Book Review: “I Know How She Does It”
“I Know How She Does It” by Laura Vanderkam
c.2015, Penguin Portfolio
$27.95 / $32.95 Canada
The opportunity arrived on a silver platter.
It was almost irresistible, in fact, but the truth is that you’re looking for a new plate because your old one is full. You have no time to take another project, no matter how wonderful it might be. That all could change, though, once you’ve read “I Know How She Does It” by Laura Vanderkam.
So you say your schedule is jam-packed. Between the kids, your job, your spouse, the house, and other assorted obligations, you barely have time to take a shower. How do other, perhaps even busier, women do it?
Vanderkam, who’s written other books on this theme, wondered, too. She began “seeking out time logs” from working mothers who made at least six-figure incomes, and she studied how they spent their time. She calls it “The Mosaic Project,” and when she (and her participants) saw how they spent their days, it was eye-opening.

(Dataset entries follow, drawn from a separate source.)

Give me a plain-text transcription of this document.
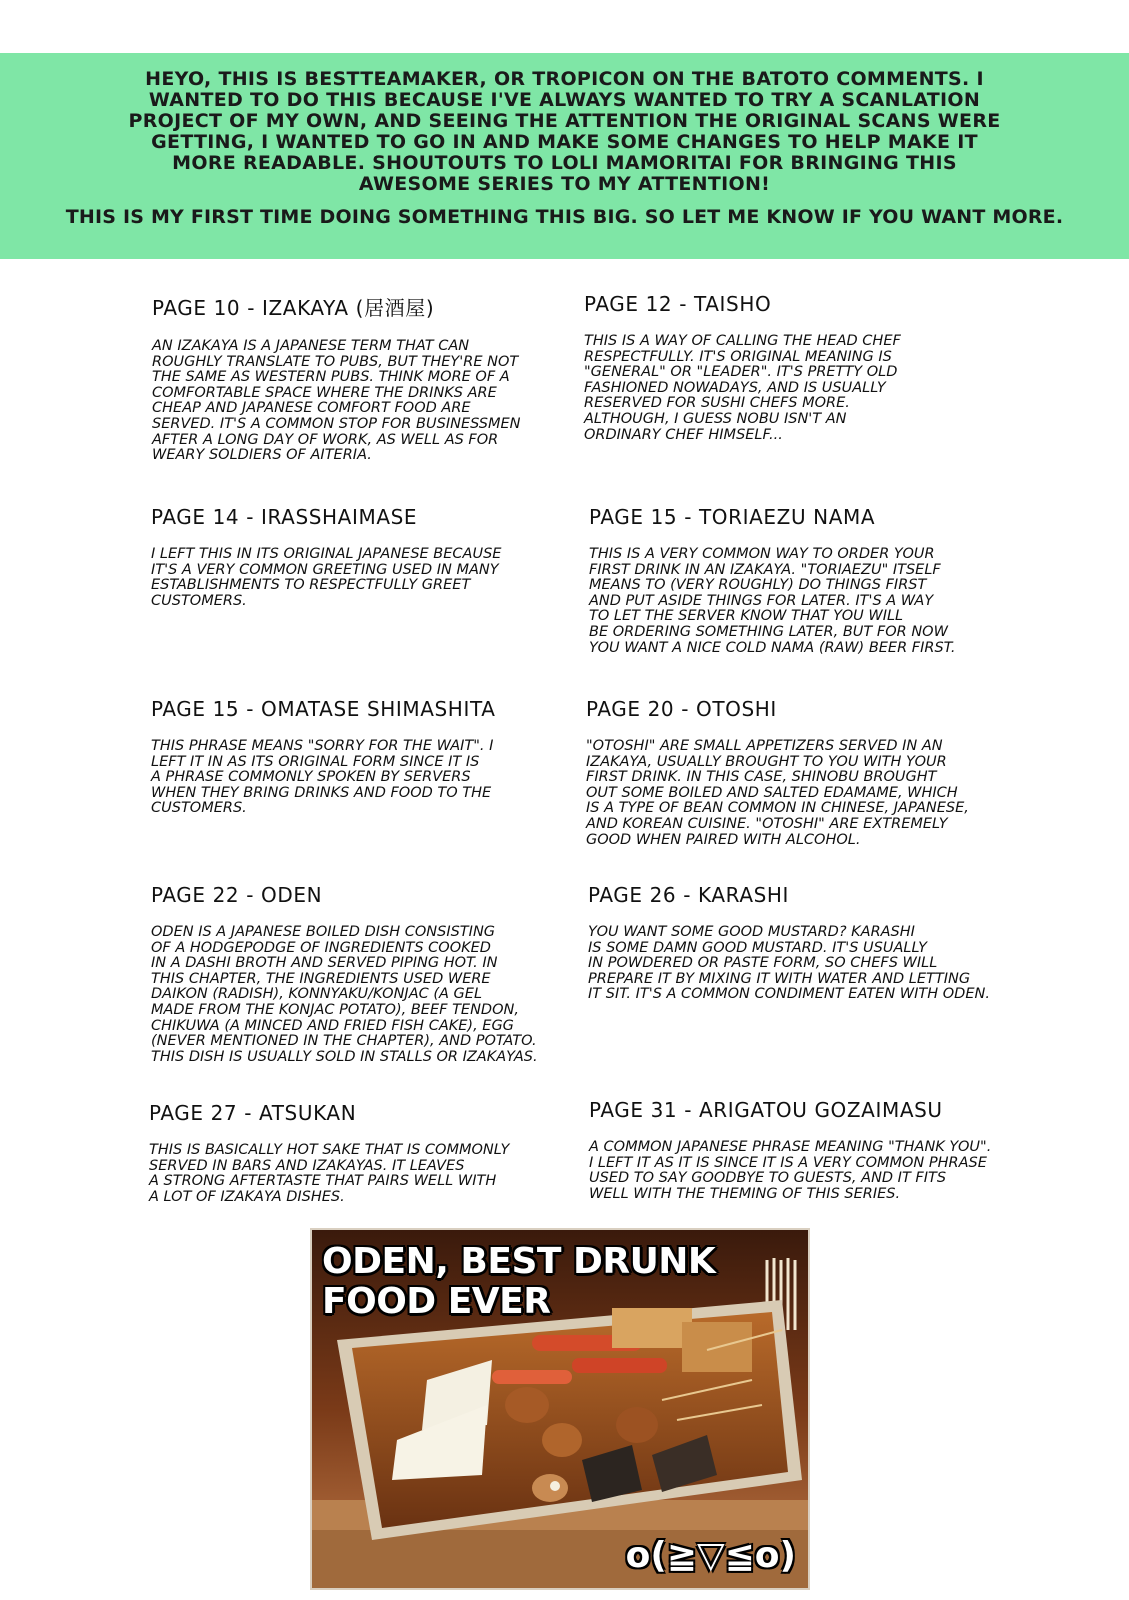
HEYO, THIS IS BESTTEAMAKER, OR TROPICON ON THE BATOTO COMMENTS. I WANTED TO DO THIS BECAUSE I'VE ALWAYS WANTED TO TRY A SCANLATION PROJECT OF MY OWN, AND SEEING THE ATTENTION THE ORIGINAL SCANS WERE GETTING, I WANTED TO GO IN AND MAKE SOME CHANGES TO HELP MAKE IT MORE READABLE. SHOUTOUTS TO LOLI MAMORITAI FOR BRINGING THIS AWESOME SERIES TO MY ATTENTION!

THIS IS MY FIRST TIME DOING SOMETHING THIS BIG. SO LET ME KNOW IF YOU WANT MORE.

PAGE 10 - IZAKAYA (居酒屋)

AN IZAKAYA IS A JAPANESE TERM THAT CAN
ROUGHLY TRANSLATE TO PUBS, BUT THEY'RE NOT
THE SAME AS WESTERN PUBS. THINK MORE OF A
COMFORTABLE SPACE WHERE THE DRINKS ARE
CHEAP AND JAPANESE COMFORT FOOD ARE
SERVED. IT'S A COMMON STOP FOR BUSINESSMEN
AFTER A LONG DAY OF WORK, AS WELL AS FOR
WEARY SOLDIERS OF AITERIA.

PAGE 12 - TAISHO

THIS IS A WAY OF CALLING THE HEAD CHEF
RESPECTFULLY. IT'S ORIGINAL MEANING IS
"GENERAL" OR "LEADER". IT'S PRETTY OLD
FASHIONED NOWADAYS, AND IS USUALLY
RESERVED FOR SUSHI CHEFS MORE.
ALTHOUGH, I GUESS NOBU ISN'T AN
ORDINARY CHEF HIMSELF...

PAGE 14 - IRASSHAIMASE

I LEFT THIS IN ITS ORIGINAL JAPANESE BECAUSE
IT'S A VERY COMMON GREETING USED IN MANY
ESTABLISHMENTS TO RESPECTFULLY GREET
CUSTOMERS.

PAGE 15 - TORIAEZU NAMA

THIS IS A VERY COMMON WAY TO ORDER YOUR
FIRST DRINK IN AN IZAKAYA. "TORIAEZU" ITSELF
MEANS TO (VERY ROUGHLY) DO THINGS FIRST
AND PUT ASIDE THINGS FOR LATER. IT'S A WAY
TO LET THE SERVER KNOW THAT YOU WILL
BE ORDERING SOMETHING LATER, BUT FOR NOW
YOU WANT A NICE COLD NAMA (RAW) BEER FIRST.

PAGE 15 - OMATASE SHIMASHITA

THIS PHRASE MEANS "SORRY FOR THE WAIT". I
LEFT IT IN AS ITS ORIGINAL FORM SINCE IT IS
A PHRASE COMMONLY SPOKEN BY SERVERS
WHEN THEY BRING DRINKS AND FOOD TO THE
CUSTOMERS.

PAGE 20 - OTOSHI

"OTOSHI" ARE SMALL APPETIZERS SERVED IN AN
IZAKAYA, USUALLY BROUGHT TO YOU WITH YOUR
FIRST DRINK. IN THIS CASE, SHINOBU BROUGHT
OUT SOME BOILED AND SALTED EDAMAME, WHICH
IS A TYPE OF BEAN COMMON IN CHINESE, JAPANESE,
AND KOREAN CUISINE. "OTOSHI" ARE EXTREMELY
GOOD WHEN PAIRED WITH ALCOHOL.

PAGE 22 - ODEN

ODEN IS A JAPANESE BOILED DISH CONSISTING
OF A HODGEPODGE OF INGREDIENTS COOKED
IN A DASHI BROTH AND SERVED PIPING HOT. IN
THIS CHAPTER, THE INGREDIENTS USED WERE
DAIKON (RADISH), KONNYAKU/KONJAC (A GEL
MADE FROM THE KONJAC POTATO), BEEF TENDON,
CHIKUWA (A MINCED AND FRIED FISH CAKE), EGG
(NEVER MENTIONED IN THE CHAPTER), AND POTATO.
THIS DISH IS USUALLY SOLD IN STALLS OR IZAKAYAS.

PAGE 26 - KARASHI

YOU WANT SOME GOOD MUSTARD? KARASHI
IS SOME DAMN GOOD MUSTARD. IT'S USUALLY
IN POWDERED OR PASTE FORM, SO CHEFS WILL
PREPARE IT BY MIXING IT WITH WATER AND LETTING
IT SIT. IT'S A COMMON CONDIMENT EATEN WITH ODEN.

PAGE 27 - ATSUKAN

THIS IS BASICALLY HOT SAKE THAT IS COMMONLY
SERVED IN BARS AND IZAKAYAS. IT LEAVES
A STRONG AFTERTASTE THAT PAIRS WELL WITH
A LOT OF IZAKAYA DISHES.

PAGE 31 - ARIGATOU GOZAIMASU

A COMMON JAPANESE PHRASE MEANING "THANK YOU".
I LEFT IT AS IT IS SINCE IT IS A VERY COMMON PHRASE
USED TO SAY GOODBYE TO GUESTS, AND IT FITS
WELL WITH THE THEMING OF THIS SERIES.

ODEN, BEST DRUNK FOOD EVER
o(≧▽≦o)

People tend to overestimate how much they work, she says, and underestimate how much they sleep. She noticed that, when a week was accounted for and all non-work-related activity was removed, some full-time-working women with children actually put in just under 34 hours of work. Her findings showed that even the highest average workweek was under 50 hours, total. And there was adequate sleep.
“If you work 46 hours per week and sleep 8 hours per night,” says Vanderkam, “that leaves 66 hours for other things.”
To maximize that leftover time, there are strategies that she recommends.
You may work odd hours but “be strategically seen.” Pop in to the office during regular work time, or occasionally go out after work with colleagues.
“Build in slack” so you’re not without breathing room in your schedule. Know “The Ten Secrets of Happier Parenting,” to enhance family time. Remember that eating a meal together as a family doesn’t necessarily mean dinner. Make date nights. Delegate chores and embrace the theme song from Frozen.
Above all, remember: “There are no points for martyrdom.” Take care of yourself, and learn to use “pockets of time” to your advantage.
Sounds familiar? It did to me, too, perhaps because there’s not much new inside “I Know How She Does It.” Indeed, author Laura Vanderkam herself wrote something quite similar five years ago.
Even so, and as much as I enjoyed that book, there are quirks here that didn’t impress me.
Readers, for one, will surely notice pages and pages of time logs from people they’ll likely never meet, which is interesting once or twice, but not any more than that. I also questioned the focus on high-income working mothers (just 4 percent of the population). This would have been a vastly different – and more approachable – book, had the author utilized a more widely-representative base of participants.
Though this book is limited in its scope, I think readers who are seriously lacking time-management skills might get some help here. Most working mothers, however, have this covered. As for “I Know How She Does It,” they already do, too.